Гуров посмотрел в ее нахальные, с рыжеватым оттенком глаза и невольно рассмеялся.

– Вы опять грубите, – заметил он. – И потом, вы врете. Это самое обыкновенное вино. Скорее всего, алжирское и наверняка паршивое. Вы не заставите меня пить его даже под дулом пистолета.

Арина с недоверием уставилась на причудливую этикетку, а потом сказала:

– Ну и что? Подумаешь, алжирское! Между прочим, вы мне тоже соврали – вовсе вы не спали. Я видела, когда вы вернулись. И на больного вы ни капельки не были похожи!

– Вы опять лезете не в свое дело, Арина! – негромко сказал Гуров.

– А разве я вас не предупредила, что всегда так делаю? – дерзко спросила она. – По крайней мере, я с вами откровенна. А вот вы…

– Не понимаю, чего вы добиваетесь, – в отчаянии сказал Гуров, не в силах придумать, как поэлегантнее избавиться от докучливой журналистки. – По-моему, вам стоило бы обратить внимание на разницу в нашем возрасте и темпераменте, дорогая Арина!

– Да я и рада бы не обращать внимания, но ничего не получается! – с досадой ответила она. – Вы демонстрируете эту разницу довольно регулярно и с усердием, достойным лучшего применения! Нашли чем гордиться!

– Вы как-то странно все поворачиваете, Арина! Я никому ничего не собираюсь доказывать. И я в самом деле неважно себя чувствую. Поэтому прошу оставить меня сейчас в покое. Я просто настаиваю на этом! Если не хотите со мной окончательно поссориться…

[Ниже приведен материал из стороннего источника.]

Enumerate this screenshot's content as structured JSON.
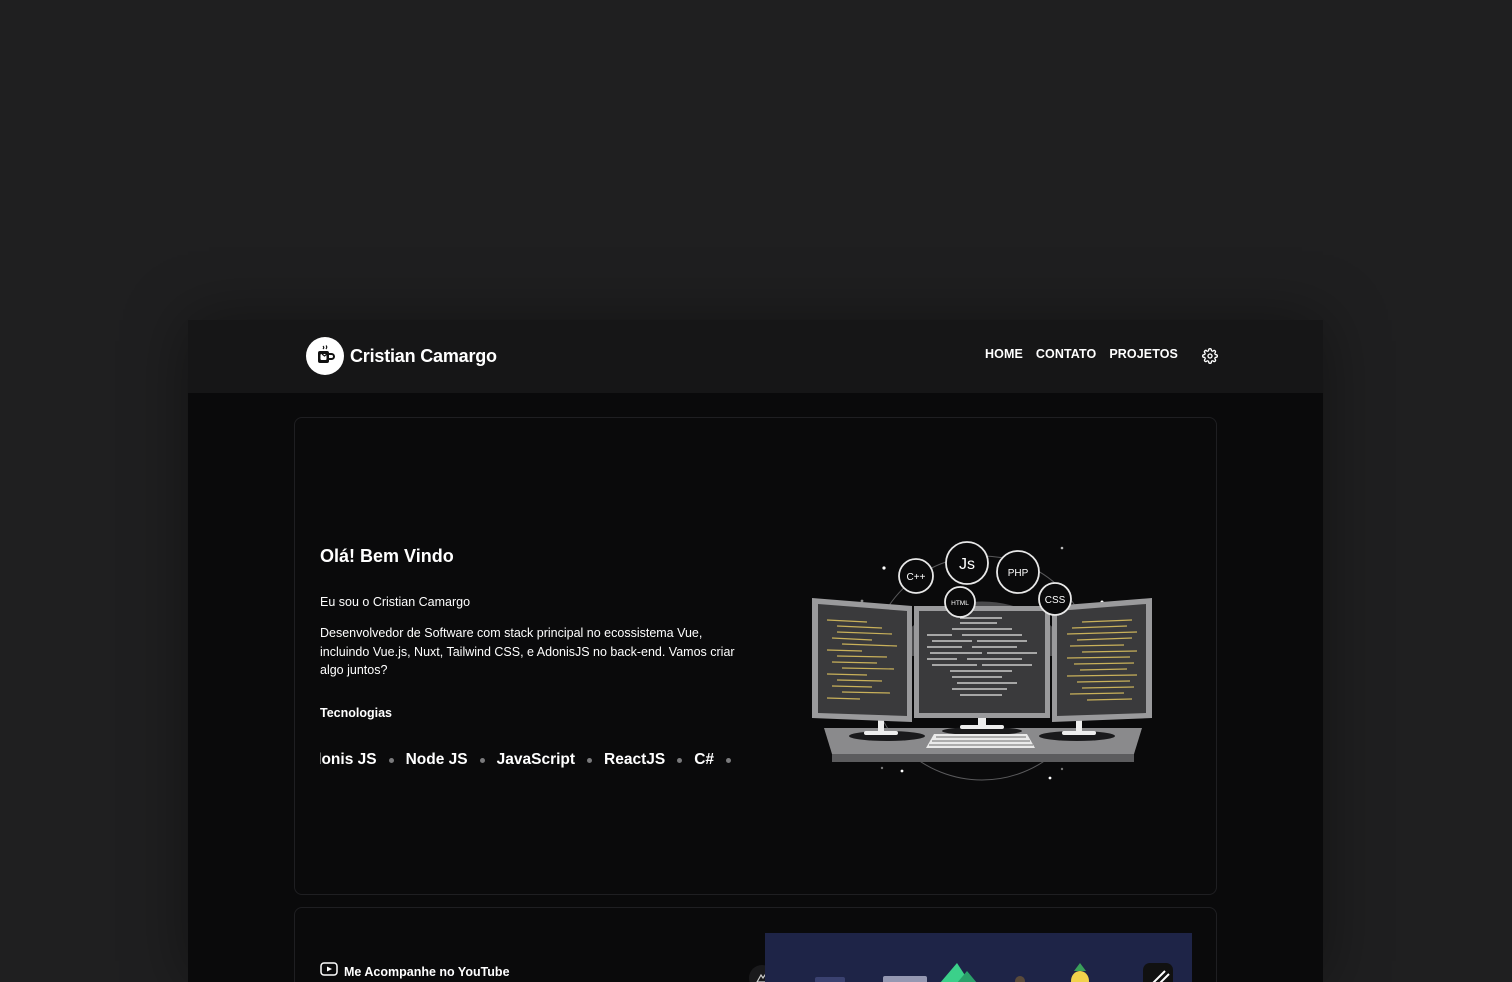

– А вы, оказывается, еще зануднее, чем я думала, – с презрительной миной заключила Арина. – Ну и черт с вами! Невелика потеря… Держите на память! – Она неожиданно сунула в руки Гурову пузатую бутылку и с независимым видом зашагала прочь.

"Вот черт! – подумал озадаченно Гуров. – Нет, не похожа она на заговорщицу. Кажется, у нее ко мне и в самом деле какие-то чувства… Господи, какое счастье, что меня не видит сейчас Мария! Этот дурацкий "колдовской" напиток и это нахальное дитя, все состоящее из острых углов!.."

Гуров растерянно посмотрел на бутылку в своих руках и невольно констатировал, что насчет острых углов он все-таки переборщил – грудь у этой дерзкой девчонки была даже очень ничего.

"Ну вот, начинается, – с испугом подумал он. – Ты уже начинаешь задумываться об особенностях ее фигуры – вместо того чтобы думать, какой фигурой является здесь она сама. Это скверный симптом. А ведь тебя предупреждали, что морской круиз опасен – пьянящий воздух, свобода, авантюристки, изнывающие от одиночества… Нет, нужно немедленно заняться делом! Иначе все это черт знает чем может кончиться".

Арина уже исчезла. Кажется, она не вернулась к себе в каюту, а отправилась гулять по кораблю. Впрочем, сейчас это не имело особого значения. Гуров получил передышку и мог возвратиться к прерванным размышлениям.

Ситуация требовала действия – причем действия от него ждали обе заинтересованных стороны, – только Гуров никак не мог решить, с чего следует начать. В Москве ему было однозначно заявлено, что его задача проста – выйти на контакт с заказчиками, а далее передать эстафету тем, кто работает на Интерпол. Но контакт состоялся, а Гуров по-прежнему не мог указать на заказчика – за исключением, пожалуй, черноволосой женщины. Но и тут не все было гладко. Он не знал ни ее имени, ни профессии, ни даже рейса, на котором она улетела из Стамбула.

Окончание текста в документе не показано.